The Data-Driven EnviroLab has recently teamed up with Arboretica, an open-source intelligence technology startup, to utilize next-generation digital approaches to push the frontier of climate action tracking forward. The two groups have been collaborating on an ambitious end-to-end automation of climate action tracking – from searching and identification of new or updated climate action policies, to extraction and coding of the relevant information needed to assess their quality. This work has been trialed already in support of the Net Zero Tracker project, a recently-launched initiative to track the proliferation of so-called “net-zero” climate commitments in an open-source and transparent way. 

Automated searching and target identification, powered by our proprietary algorithmic processes, were utilized in compiling the database for the Net-Zero Tracker.

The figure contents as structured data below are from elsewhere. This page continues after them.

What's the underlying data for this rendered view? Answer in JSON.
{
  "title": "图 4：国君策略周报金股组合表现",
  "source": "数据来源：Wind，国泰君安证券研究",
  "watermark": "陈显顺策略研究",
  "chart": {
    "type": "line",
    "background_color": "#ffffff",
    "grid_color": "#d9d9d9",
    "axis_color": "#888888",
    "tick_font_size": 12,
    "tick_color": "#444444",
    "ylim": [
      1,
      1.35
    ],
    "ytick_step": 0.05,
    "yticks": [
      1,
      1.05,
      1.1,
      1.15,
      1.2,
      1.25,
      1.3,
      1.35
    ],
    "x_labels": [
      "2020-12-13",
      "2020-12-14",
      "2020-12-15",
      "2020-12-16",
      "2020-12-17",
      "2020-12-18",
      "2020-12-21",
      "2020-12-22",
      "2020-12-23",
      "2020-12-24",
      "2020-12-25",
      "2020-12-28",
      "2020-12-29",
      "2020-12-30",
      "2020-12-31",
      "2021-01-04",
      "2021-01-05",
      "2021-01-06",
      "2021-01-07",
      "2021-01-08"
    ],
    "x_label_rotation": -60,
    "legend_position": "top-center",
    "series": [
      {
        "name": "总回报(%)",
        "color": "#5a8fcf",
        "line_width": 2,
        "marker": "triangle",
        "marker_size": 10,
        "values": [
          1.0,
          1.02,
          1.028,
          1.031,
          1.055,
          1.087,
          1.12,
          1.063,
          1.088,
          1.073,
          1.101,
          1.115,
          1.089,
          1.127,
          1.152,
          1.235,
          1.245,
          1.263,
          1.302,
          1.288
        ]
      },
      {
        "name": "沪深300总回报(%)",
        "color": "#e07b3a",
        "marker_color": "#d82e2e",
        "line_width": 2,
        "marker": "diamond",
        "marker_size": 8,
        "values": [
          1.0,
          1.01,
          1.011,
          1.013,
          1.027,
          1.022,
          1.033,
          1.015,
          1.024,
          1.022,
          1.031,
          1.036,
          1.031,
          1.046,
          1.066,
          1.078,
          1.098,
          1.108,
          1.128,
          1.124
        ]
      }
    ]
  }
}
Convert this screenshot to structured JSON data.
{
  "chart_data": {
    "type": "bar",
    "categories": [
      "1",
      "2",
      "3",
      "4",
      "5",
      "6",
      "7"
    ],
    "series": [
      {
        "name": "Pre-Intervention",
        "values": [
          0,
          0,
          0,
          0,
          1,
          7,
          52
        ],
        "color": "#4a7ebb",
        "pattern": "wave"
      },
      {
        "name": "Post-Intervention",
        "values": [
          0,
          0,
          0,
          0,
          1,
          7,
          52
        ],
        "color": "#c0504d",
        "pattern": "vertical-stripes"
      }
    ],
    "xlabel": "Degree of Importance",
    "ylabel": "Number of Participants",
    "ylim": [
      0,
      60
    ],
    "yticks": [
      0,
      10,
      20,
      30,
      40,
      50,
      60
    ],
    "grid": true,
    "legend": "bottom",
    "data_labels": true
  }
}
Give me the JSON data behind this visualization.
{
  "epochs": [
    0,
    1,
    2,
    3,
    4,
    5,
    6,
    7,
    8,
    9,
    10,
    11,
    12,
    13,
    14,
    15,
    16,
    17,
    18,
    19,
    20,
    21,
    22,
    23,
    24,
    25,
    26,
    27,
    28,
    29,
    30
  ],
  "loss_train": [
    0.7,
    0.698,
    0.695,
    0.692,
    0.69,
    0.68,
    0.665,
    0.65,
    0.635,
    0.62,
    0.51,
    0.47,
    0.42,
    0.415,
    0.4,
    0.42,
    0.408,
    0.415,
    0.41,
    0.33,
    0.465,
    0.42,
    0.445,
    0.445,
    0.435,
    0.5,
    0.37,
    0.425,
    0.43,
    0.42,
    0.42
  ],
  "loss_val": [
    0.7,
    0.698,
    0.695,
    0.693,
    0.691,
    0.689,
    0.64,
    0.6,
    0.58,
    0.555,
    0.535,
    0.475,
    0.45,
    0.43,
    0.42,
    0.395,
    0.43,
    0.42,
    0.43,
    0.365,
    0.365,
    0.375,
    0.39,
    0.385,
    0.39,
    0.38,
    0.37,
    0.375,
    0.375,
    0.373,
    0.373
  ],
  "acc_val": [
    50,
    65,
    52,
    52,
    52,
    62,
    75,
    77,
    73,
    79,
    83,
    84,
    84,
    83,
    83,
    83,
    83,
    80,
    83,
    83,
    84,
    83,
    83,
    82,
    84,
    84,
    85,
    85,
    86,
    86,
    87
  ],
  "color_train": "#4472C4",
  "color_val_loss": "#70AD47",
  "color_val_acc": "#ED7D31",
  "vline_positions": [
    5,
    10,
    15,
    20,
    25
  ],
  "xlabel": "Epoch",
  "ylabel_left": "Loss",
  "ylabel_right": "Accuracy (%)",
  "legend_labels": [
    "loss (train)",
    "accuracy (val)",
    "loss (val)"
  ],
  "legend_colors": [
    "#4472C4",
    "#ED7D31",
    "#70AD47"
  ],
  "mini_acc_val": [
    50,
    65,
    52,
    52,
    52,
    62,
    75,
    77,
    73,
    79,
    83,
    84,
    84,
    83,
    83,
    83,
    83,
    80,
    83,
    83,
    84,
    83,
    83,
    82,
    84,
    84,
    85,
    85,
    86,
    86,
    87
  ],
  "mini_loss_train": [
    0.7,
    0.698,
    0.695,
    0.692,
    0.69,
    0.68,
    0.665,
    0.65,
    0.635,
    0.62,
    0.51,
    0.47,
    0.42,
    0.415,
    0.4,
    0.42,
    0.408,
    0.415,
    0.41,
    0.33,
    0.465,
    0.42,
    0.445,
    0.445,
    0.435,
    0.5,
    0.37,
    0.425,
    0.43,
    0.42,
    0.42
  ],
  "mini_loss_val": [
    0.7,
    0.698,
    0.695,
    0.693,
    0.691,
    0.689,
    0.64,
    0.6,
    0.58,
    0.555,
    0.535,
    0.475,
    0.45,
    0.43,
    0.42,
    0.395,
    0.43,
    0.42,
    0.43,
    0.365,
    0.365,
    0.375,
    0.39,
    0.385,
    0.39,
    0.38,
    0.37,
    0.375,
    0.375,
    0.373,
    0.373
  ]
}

This process drastically reduced manual searching and coding time, and allowed team members to instead shift attention to quality assurance and vetting of data. Additionally, the integration of algorithmic data processing helps the Net Zero Tracker to be “refreshed” in a frequent and replicable manner, ensuring that future versions of the database will be up-to-date and comparable over time. 

DDL and Arboretica plan to continue to work together on pushing forward this technology to provide an end-to-end solution for the Net-Zero Tracker and other climate action tracking initiatives, working towards the goal of real-time, intelligent climate tracking platforms that can provide solutions for the sticky problem of climate accounting.